Thursday, February 09, 2006

What did Harper really say about switching parties...

Just so there's no confusion. This interview took place on Jan. 19, 2006 on CBC - The National - Your Turn With The Party Leaders:

Peter Mansbridge: Next question is coming from a city you're very familiar with, from Calgary.

Colleen Belisle: Hello, my name is Colleen Belisle and I have a question for Stephen Harper regarding the accountability issue. In the past 18 months, I have noticed a number of MPs crossing the floor after the election. This makes me wonder why I should, as a voter, go and vote when my MP can change parties after the election. Mr. Harper, are there any policies that you plan to enforce after the election regarding this issue? Thank you.

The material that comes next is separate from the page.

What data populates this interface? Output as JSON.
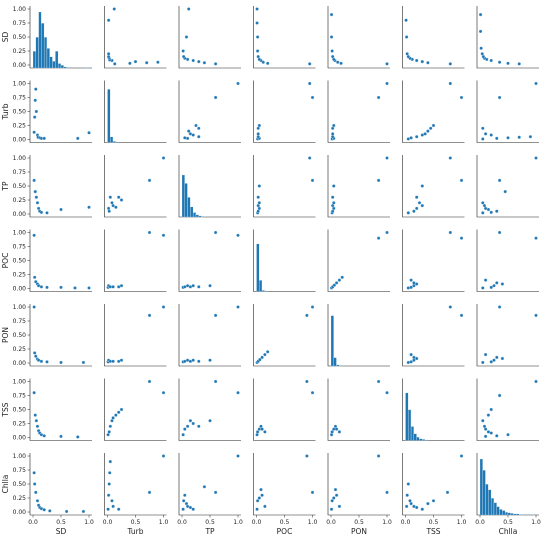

Stephen Harper: My short answer is no. And I understand the voters' frustration. You can imagine I feel that frustration as much as anyone. I was the victim of a number of the particular incidents that the voter is referring to, that Colleen's referring to, but the difficulty, Peter – I know that many members of Parliament have put forward various proposals that would restrict the right of MPs to cross the floor, force elections, or whatever. I haven't seen one yet that convinces me that it would create anything other than a situation where party leaders have even more power over the individual members of Parliament. And, as you know, I've said that, of course, I've said that for a long time that I think our members of Parliament need more authority, need to be able to represent their constituents' views, and they may make very bad decisions in crossing from a good party to a bad party or, more particularly, a winning party to a losing party. But that all said, I haven't seen one yet that I'm convinced creates a bigger problem than it's actually trying to fix.

Peter Mansbridge: Do you think voters are as uncomfortable as Ms. Belisle points out when these kinds of things happen? Because if they are, one assumes that they are looking for direction from their political leaders to prevent this from happening. As you pointed out, some parties, the NDP has said it would force an immediate election. Do you think something has to be done?

Stephen Harper: Let me give a concrete example of an alternative situation. The Conservative Party of Canada, the new Conservative Party was created because people left actually no less than three separate old caucuses, two old parties, and joined with a new party, and I think there is widespread consensus among not just members of the old parties, but members of the public as well that this was a good thing to create a stronger opposition, to end the fragmentation of the conservative movement in the country.

Now, you know, this kind of law could have forced us into a situation where we were having 75 byelections. So, you know, that's a problem with any of these proposals. We understand, I understand why people want them, and, believe me, there's a couple of cases that have happened where I'd love to have a law like this, but there's also a lot of downsides when you think it through. As I say, in a practical matter, I could see how party leaders could really abuse that particular provision to make it even more difficult for members who may disagree legitimately with their party to operate within the party.

Stephen Harper was already, what, 3 weeks ahead of the debate that everyone is having now.

Despite their opinions, voters have to remember that we elect individuals to the House of Commons, not parties. Parties are a mechanism by which a common platform can be presented. A government is formed not by which party has the most seats, but which person in the House has the confidence of the largest and most stable caucus. Semantics, I know, but very important.

Right now, if the Conservatives and NDP wanted to join up and form a majority coalition government, they could (125 + 29 = 154 and the speaker didn't come from this coalition). The Prime Minister can appoint anyone to cabinet, although tradition says it's an MP.

Generally though, the NDP can't seem to understand how our parliamentary system works. Their calls for distributed proportional representation are solely based on party vote percentage, where in our system, we elect individuals. While I could agree with a single-transferrable-ballot system, I really think it would be too confusing and there would be a lot of rejected ballots. I've been a scruitineer a couple times--believe me, there would be a lot of confused voters out there.

But again ... and again ... if we had an elected and equal senate it would balance this all out.